Rules can read and write local and remote relations. If a rule included in one of the reactor instances in the scope of the current reaction writes the response state of a remote relation, the reactor instance owning that relation joins the reaction in transition 516. Transitively, all reactor instances that non-passively read (e.g., their state would be affected) this remote relation also become part of the reaction. All the reactor instances in a reaction execute atomically from the point of view of an external observer.

A reactor instance involved in a reaction is automatically locked in state 522 for the duration of the reaction until released in transition 520 if either: a quiescent response state is found and committed (transition 508), or a conflict causes the reactor to roll back to its pre-state (transition 510). Additionally, all reactor instances owning relations being read by reactors in a reaction are similarly locked in transition 518. When a reactor instance is locked, it denies any interaction: read, write, begin to react on update bundle with reactor instances that are not part of the same reaction. As a result, the stimulus state of all reactor instances involved in a reaction except for the initial reactor instance which processes the update bundle is identical to the pre-state. Locking will guarantee that if the reactor being read needs to be written later in the same reaction, references to the reactor's pre-state and response state will refer to consecutive states.

A reaction is complete when all the reactor instances involved have reached a state that satisfies all of their rules. If one or more reactor instances cannot satisfy their rules there has been a conflict, all involved reactors roll back to their pre-state, locks are released, and no update bundles are produced. Otherwise, the reaction commits, locks are released, and update bundles are dispatched. There will be one update bundle produced per target reactor by gathering all future state updates performed by all the reactor instances involved in the committing reaction.

Referring to FIG. 6, a system/method for permitting interaction between applications is illustratively shown.

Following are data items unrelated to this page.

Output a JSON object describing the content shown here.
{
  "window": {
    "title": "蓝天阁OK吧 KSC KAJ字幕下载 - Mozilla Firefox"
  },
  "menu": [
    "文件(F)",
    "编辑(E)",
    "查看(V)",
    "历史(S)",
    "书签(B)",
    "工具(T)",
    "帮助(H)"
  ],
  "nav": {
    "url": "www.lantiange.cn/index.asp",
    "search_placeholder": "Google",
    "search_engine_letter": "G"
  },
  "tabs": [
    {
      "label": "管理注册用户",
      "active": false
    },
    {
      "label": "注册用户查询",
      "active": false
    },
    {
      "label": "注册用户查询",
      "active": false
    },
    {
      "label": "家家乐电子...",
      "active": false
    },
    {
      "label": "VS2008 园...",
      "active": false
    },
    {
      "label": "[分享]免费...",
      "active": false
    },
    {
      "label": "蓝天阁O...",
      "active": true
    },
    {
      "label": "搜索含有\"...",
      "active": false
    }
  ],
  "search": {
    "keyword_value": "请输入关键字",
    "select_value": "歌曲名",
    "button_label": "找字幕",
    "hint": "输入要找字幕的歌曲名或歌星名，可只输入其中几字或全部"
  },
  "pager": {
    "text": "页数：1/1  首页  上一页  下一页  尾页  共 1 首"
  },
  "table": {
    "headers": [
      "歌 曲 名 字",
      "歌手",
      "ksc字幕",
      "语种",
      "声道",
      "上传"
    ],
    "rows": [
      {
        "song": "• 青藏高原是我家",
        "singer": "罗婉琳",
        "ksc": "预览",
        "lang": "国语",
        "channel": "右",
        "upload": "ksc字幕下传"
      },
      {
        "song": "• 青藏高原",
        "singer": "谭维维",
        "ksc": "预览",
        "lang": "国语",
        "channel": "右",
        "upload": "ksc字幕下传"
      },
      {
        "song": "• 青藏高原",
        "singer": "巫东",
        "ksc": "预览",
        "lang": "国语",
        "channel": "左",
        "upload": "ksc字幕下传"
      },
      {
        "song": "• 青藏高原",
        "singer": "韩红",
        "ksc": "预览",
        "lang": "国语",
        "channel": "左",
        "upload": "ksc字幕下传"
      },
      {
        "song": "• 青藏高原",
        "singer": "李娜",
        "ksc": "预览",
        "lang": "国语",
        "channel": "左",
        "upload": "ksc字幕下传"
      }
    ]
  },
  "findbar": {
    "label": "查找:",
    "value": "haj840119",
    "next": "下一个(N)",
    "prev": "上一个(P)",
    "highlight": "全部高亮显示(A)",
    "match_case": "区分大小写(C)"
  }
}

In block 602, ‘read’ update bundle from an inbox queue of a reactor. In block 604, apply the update bundle to a prestate to obtain a stimulus state. In block 606, execute all reactor rules atomically and in any order to determine a response state and/or a future state of the current and/or other reactors. In block 608, if a rule instantiates a new reactor, the reaction extrudes its scope to include the newly created reactor. In block 610, if a rule writes the response state of a remote reactor, the reaction extrudes its scope to include the remote reactor and all reactors including rules that read the relation being written. In block 612, the composite reaction remains atomic. In block 614, a locking convention or mechanism is employed to ensure the atomic property, a plurality of different schemes may be employed instead of or in addition to locking. In block 616, writing the response state of a remote reactor composes multiple reactors synchronously.

In block 618, if at least one rule fails to be satisfied, all involved reactors atomically roll back to their respective states before the reaction. If the reaction rolls back, no update bundles are produced in block 620. If all rules in the reaction are satisfied when their execution quiesces, in block 622, the future state of a reactor is written to compose reactors asynchronously. There will be one update bundle generated for each target reactor per reaction in block 624.

Referring to FIG. 7, an order of rule execution is irrelevant for the chosen language semantics. In other words the rules may be executed in any order, i.e., an order independent execution. One possible embodiment of the processing model for the rule execution provides the following features. In block 702, given the set of rules P of all reactors involved in a composite reaction an order independent execution is provided. This includes rewriting the rules in P to only compute positive information about the reactors state in block 704. In other words, we rewrite the rules that have negation in the rule head to get rid of the negation. This results in a new set of rules which only have negation in the rule body.

In block 706, build a directed dependency graph G: <N,A> where N is the set of all predicate symbols in P and a (in A) is an edge from p to q if p and q are predicate symbols in the body and head clauses of a rule r, respectively. If the body clause that has p as a predicate symbol is negative, mark the arc (edge) between p and q in block 710. If there exists a cycle in G that has at least one marked arc the set of rules P is not satisfiable, and the composite reaction would atomically roll back in block 712. Otherwise, in block 714, order rules such that a given relation is fully computed before it is used to determine non-membership of a given value to that relation.

Advantageously, the order-independent feature permits the application to evolve. Evolving an application by adding or removing a rule does not involve modifying the existing set of rules. The dependency graph will solely be modified by adding or removing nodes and/or edges corresponding to the rule that has been added or deleted. This property permits adding new functionality or modifying existing ones in an orthogonal, aspect-like manner.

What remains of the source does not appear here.